Dietary exposure assessment

 

·       Concerned there were many assumptions in dietary exposure assessment.  Note modelling based on 1995 data and allowances made based on current market share information.

 

Monitoring

 

·       If approved for use, not known to what extent ferric sodium EDTA will be used in foods and consumption patterns.  Agrees with FSANZ recommendation that future fortification monitoring programs should monitor estimated exposure to ferric sodium EDTA.

 

International regulations

 

·       Would be beneficial to decision makers to know why ferric sodium EDTA has generally not been approved for general use in other countries.  More information could be included in the FAR.

 

 

Consumer

6.

John Birkbeck, Adjunct Prof Nutrition

 

Massey University, Albany, New Zealand

Supports Option 2

 

7.

Country Women’s Association of New South Wales

 

Social Issues Committee

Supports Option 2 with amendment

 

Labelling

 

·       Provided products containing ferric sodium EDTA are clearly labelled with contents and indicate the chemical source of the vitamin.

 

 

 



[1] Tony Gentile, Chief Executive Officer, Australian Beverages Council.
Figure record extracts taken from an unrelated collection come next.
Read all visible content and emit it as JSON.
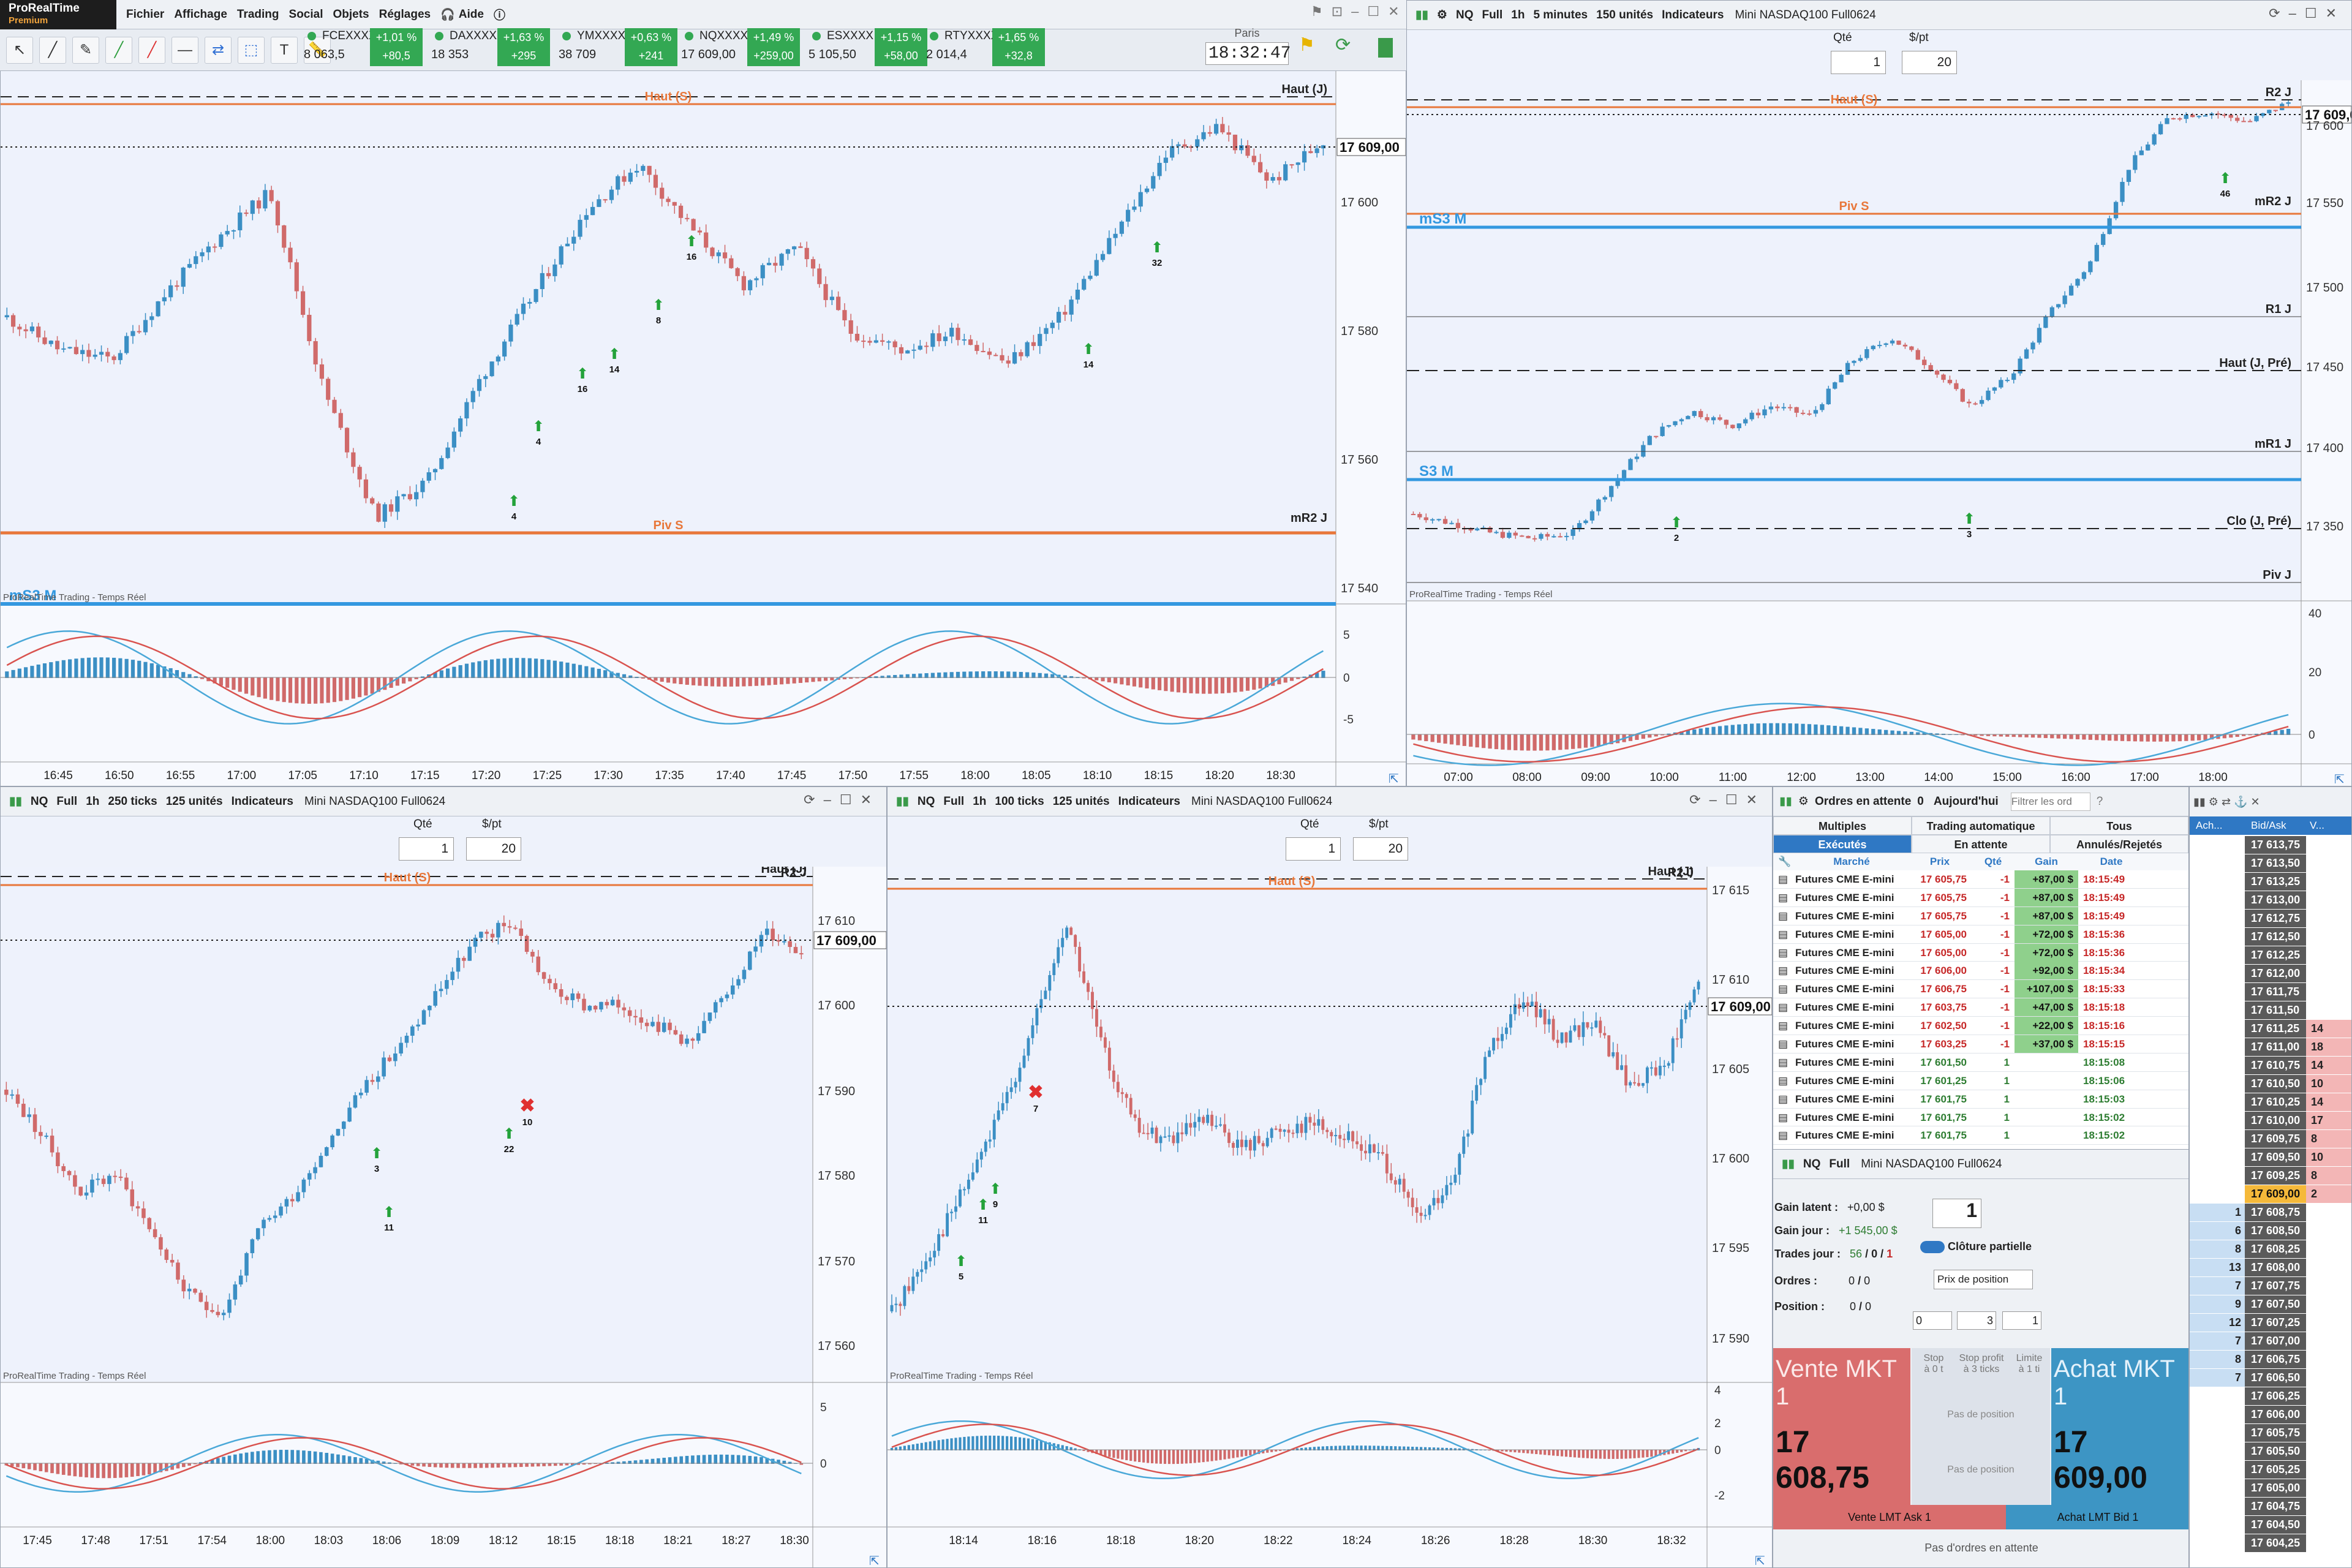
{
  "app": {
    "name": "ProRealTime",
    "edition": "Premium"
  },
  "menu": [
    "Fichier",
    "Affichage",
    "Trading",
    "Social",
    "Objets",
    "Réglages",
    "Aide"
  ],
  "tickers": [
    {
      "name": "FCEXXXX",
      "price": "8 063,5",
      "pct": "+1,01 %",
      "chg": "+80,5"
    },
    {
      "name": "DAXXXXX",
      "price": "18 353",
      "pct": "+1,63 %",
      "chg": "+295"
    },
    {
      "name": "YMXXXX",
      "price": "38 709",
      "pct": "+0,63 %",
      "chg": "+241"
    },
    {
      "name": "NQXXXX",
      "price": "17 609,00",
      "pct": "+1,49 %",
      "chg": "+259,00"
    },
    {
      "name": "ESXXXX",
      "price": "5 105,50",
      "pct": "+1,15 %",
      "chg": "+58,00"
    },
    {
      "name": "RTYXXXX",
      "price": "2 014,4",
      "pct": "+1,65 %",
      "chg": "+32,8"
    }
  ],
  "clock": {
    "city": "Paris",
    "time": "18:32:47"
  },
  "colors": {
    "up": "#3b8fc4",
    "down": "#d06a6a",
    "orange": "#e8773a",
    "blue_level": "#3398e0",
    "gain_bg": "#8fd08c"
  },
  "common": {
    "qty_label": "Qté",
    "pt_label": "$/pt",
    "qty": "1",
    "pt": "20",
    "indicators": "Indicateurs",
    "symbol": "NQ",
    "full": "Full",
    "h1": "1h",
    "instrument": "Mini NASDAQ100 Full0624",
    "watermark": "ProRealTime Trading - Temps Réel",
    "last_price": "17 609,00",
    "haut_s": "Haut (S)",
    "haut_j": "Haut (J)",
    "r2j": "R2 J"
  },
  "chart_main": {
    "levels": {
      "piv_s": "Piv S",
      "mr2j": "mR2 J",
      "ms3m": "mS3 M"
    },
    "yticks": [
      "17 600",
      "17 580",
      "17 560",
      "17 540"
    ],
    "macd_ticks": [
      "5",
      "0",
      "-5"
    ],
    "xticks": [
      "16:45",
      "16:50",
      "16:55",
      "17:00",
      "17:05",
      "17:10",
      "17:15",
      "17:20",
      "17:25",
      "17:30",
      "17:35",
      "17:40",
      "17:45",
      "17:50",
      "17:55",
      "18:00",
      "18:05",
      "18:10",
      "18:15",
      "18:20",
      "18:30"
    ],
    "markers": [
      "4",
      "4",
      "16",
      "14",
      "8",
      "16",
      "14",
      "32"
    ]
  },
  "chart_right": {
    "header": {
      "interval": "5 minutes",
      "units": "150 unités"
    },
    "levels": {
      "r2j": "R2 J",
      "mr2j": "mR2 J",
      "piv_s": "Piv S",
      "ms3m": "mS3 M",
      "r1j": "R1 J",
      "haut_pre": "Haut (J, Pré)",
      "mr1j": "mR1 J",
      "s3m": "S3 M",
      "clo_pre": "Clo (J, Pré)",
      "piv_j": "Piv J"
    },
    "yticks": [
      "17 600",
      "17 550",
      "17 500",
      "17 450",
      "17 400",
      "17 350"
    ],
    "macd_ticks": [
      "40",
      "20",
      "0"
    ],
    "xticks": [
      "07:00",
      "08:00",
      "09:00",
      "10:00",
      "11:00",
      "12:00",
      "13:00",
      "14:00",
      "15:00",
      "16:00",
      "17:00",
      "18:00"
    ],
    "markers": [
      "2",
      "3",
      "46"
    ]
  },
  "chart_bl": {
    "header": {
      "ticks": "250 ticks",
      "units": "125 unités"
    },
    "yticks": [
      "17 610",
      "17 600",
      "17 590",
      "17 580",
      "17 570",
      "17 560"
    ],
    "macd_ticks": [
      "5",
      "0"
    ],
    "xticks": [
      "17:45",
      "17:48",
      "17:51",
      "17:54",
      "18:00",
      "18:03",
      "18:06",
      "18:09",
      "18:12",
      "18:15",
      "18:18",
      "18:21",
      "18:27",
      "18:30"
    ],
    "markers": [
      "3",
      "11",
      "22",
      "10"
    ]
  },
  "chart_bm": {
    "header": {
      "ticks": "100 ticks",
      "units": "125 unités"
    },
    "yticks": [
      "17 615",
      "17 610",
      "17 605",
      "17 600",
      "17 595",
      "17 590"
    ],
    "macd_ticks": [
      "4",
      "2",
      "0",
      "-2"
    ],
    "xticks": [
      "18:14",
      "18:16",
      "18:18",
      "18:20",
      "18:22",
      "18:24",
      "18:26",
      "18:28",
      "18:30",
      "18:32"
    ],
    "markers": [
      "5",
      "11",
      "9",
      "7"
    ]
  },
  "orders": {
    "title": "Ordres en attente",
    "pending_count": "0",
    "filter": "Aujourd'hui",
    "search_placeholder": "Filtrer les ord",
    "tabs_top": [
      "Multiples",
      "Trading automatique",
      "Tous"
    ],
    "tabs": [
      "Exécutés",
      "En attente",
      "Annulés/Rejetés"
    ],
    "columns": [
      "Marché",
      "Prix",
      "Qté",
      "Gain",
      "Date"
    ],
    "rows": [
      {
        "m": "Futures CME E-mini",
        "p": "17 605,75",
        "q": "-1",
        "g": "+87,00 $",
        "d": "18:15:49"
      },
      {
        "m": "Futures CME E-mini",
        "p": "17 605,75",
        "q": "-1",
        "g": "+87,00 $",
        "d": "18:15:49"
      },
      {
        "m": "Futures CME E-mini",
        "p": "17 605,75",
        "q": "-1",
        "g": "+87,00 $",
        "d": "18:15:49"
      },
      {
        "m": "Futures CME E-mini",
        "p": "17 605,00",
        "q": "-1",
        "g": "+72,00 $",
        "d": "18:15:36"
      },
      {
        "m": "Futures CME E-mini",
        "p": "17 605,00",
        "q": "-1",
        "g": "+72,00 $",
        "d": "18:15:36"
      },
      {
        "m": "Futures CME E-mini",
        "p": "17 606,00",
        "q": "-1",
        "g": "+92,00 $",
        "d": "18:15:34"
      },
      {
        "m": "Futures CME E-mini",
        "p": "17 606,75",
        "q": "-1",
        "g": "+107,00 $",
        "d": "18:15:33"
      },
      {
        "m": "Futures CME E-mini",
        "p": "17 603,75",
        "q": "-1",
        "g": "+47,00 $",
        "d": "18:15:18"
      },
      {
        "m": "Futures CME E-mini",
        "p": "17 602,50",
        "q": "-1",
        "g": "+22,00 $",
        "d": "18:15:16"
      },
      {
        "m": "Futures CME E-mini",
        "p": "17 603,25",
        "q": "-1",
        "g": "+37,00 $",
        "d": "18:15:15"
      },
      {
        "m": "Futures CME E-mini",
        "p": "17 601,50",
        "q": "1",
        "g": "",
        "d": "18:15:08"
      },
      {
        "m": "Futures CME E-mini",
        "p": "17 601,25",
        "q": "1",
        "g": "",
        "d": "18:15:06"
      },
      {
        "m": "Futures CME E-mini",
        "p": "17 601,75",
        "q": "1",
        "g": "",
        "d": "18:15:03"
      },
      {
        "m": "Futures CME E-mini",
        "p": "17 601,75",
        "q": "1",
        "g": "",
        "d": "18:15:02"
      },
      {
        "m": "Futures CME E-mini",
        "p": "17 601,75",
        "q": "1",
        "g": "",
        "d": "18:15:02"
      }
    ]
  },
  "trade": {
    "gain_latent_label": "Gain latent :",
    "gain_latent": "+0,00 $",
    "gain_jour_label": "Gain jour :",
    "gain_jour": "+1 545,00 $",
    "trades_label": "Trades jour :",
    "trades_a": "56",
    "trades_b": "0",
    "trades_c": "1",
    "ordres_label": "Ordres :",
    "ordres": "0",
    "ordres_b": "0",
    "position_label": "Position :",
    "position": "0",
    "position_b": "0",
    "qty": "1",
    "cloture": "Clôture partielle",
    "prix_pos": "Prix de position",
    "vals": [
      "0",
      "3",
      "1"
    ],
    "sell_label": "Vente MKT 1",
    "sell_price": "17 608,75",
    "buy_label": "Achat MKT 1",
    "buy_price": "17 609,00",
    "stop": "Stop",
    "stop_sub": "à 0 t",
    "stop_profit": "Stop profit",
    "stop_profit_sub": "à 3 ticks",
    "limite": "Limite",
    "limite_sub": "à 1 ti",
    "no_position": "Pas de position",
    "sell_lmt": "Vente LMT Ask 1",
    "buy_lmt": "Achat LMT Bid 1",
    "no_orders": "Pas d'ordres en attente"
  },
  "book": {
    "headers": [
      "Ach...",
      "Bid/Ask",
      "V..."
    ],
    "asks": [
      [
        "",
        "17 613,75",
        ""
      ],
      [
        "",
        "17 613,50",
        ""
      ],
      [
        "",
        "17 613,25",
        ""
      ],
      [
        "",
        "17 613,00",
        ""
      ],
      [
        "",
        "17 612,75",
        ""
      ],
      [
        "",
        "17 612,50",
        ""
      ],
      [
        "",
        "17 612,25",
        ""
      ],
      [
        "",
        "17 612,00",
        ""
      ],
      [
        "",
        "17 611,75",
        ""
      ],
      [
        "",
        "17 611,50",
        ""
      ],
      [
        "",
        "17 611,25",
        "14"
      ],
      [
        "",
        "17 611,00",
        "18"
      ],
      [
        "",
        "17 610,75",
        "14"
      ],
      [
        "",
        "17 610,50",
        "10"
      ],
      [
        "",
        "17 610,25",
        "14"
      ],
      [
        "",
        "17 610,00",
        "17"
      ],
      [
        "",
        "17 609,75",
        "8"
      ],
      [
        "",
        "17 609,50",
        "10"
      ],
      [
        "",
        "17 609,25",
        "8"
      ],
      [
        "",
        "17 609,00",
        "2"
      ]
    ],
    "bids": [
      [
        "1",
        "17 608,75",
        ""
      ],
      [
        "6",
        "17 608,50",
        ""
      ],
      [
        "8",
        "17 608,25",
        ""
      ],
      [
        "13",
        "17 608,00",
        ""
      ],
      [
        "7",
        "17 607,75",
        ""
      ],
      [
        "9",
        "17 607,50",
        ""
      ],
      [
        "12",
        "17 607,25",
        ""
      ],
      [
        "7",
        "17 607,00",
        ""
      ],
      [
        "8",
        "17 606,75",
        ""
      ],
      [
        "7",
        "17 606,50",
        ""
      ],
      [
        "",
        "17 606,25",
        ""
      ],
      [
        "",
        "17 606,00",
        ""
      ],
      [
        "",
        "17 605,75",
        ""
      ],
      [
        "",
        "17 605,50",
        ""
      ],
      [
        "",
        "17 605,25",
        ""
      ],
      [
        "",
        "17 605,00",
        ""
      ],
      [
        "",
        "17 604,75",
        ""
      ],
      [
        "",
        "17 604,50",
        ""
      ],
      [
        "",
        "17 604,25",
        ""
      ]
    ]
  }
}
[3] Bioavailability is the proportion of the ingested nutrient absorbed and utilised through normal metabolic pathways (Hurrell, 2002).  It is influenced by dietary factors and host related factors (Gibson, 2007).

[4] Bioavailability is the proportion of the ingested nutrient absorbed and utilised through normal metabolic pathways (Hurrell, 2002).  It is influenced by dietary factors and host related factors (Gibson, 2007).

[5] ‘EDTA compounds’ refers to the two EDTA containing compounds calcium disodium EDTA and ferric sodium EDTA.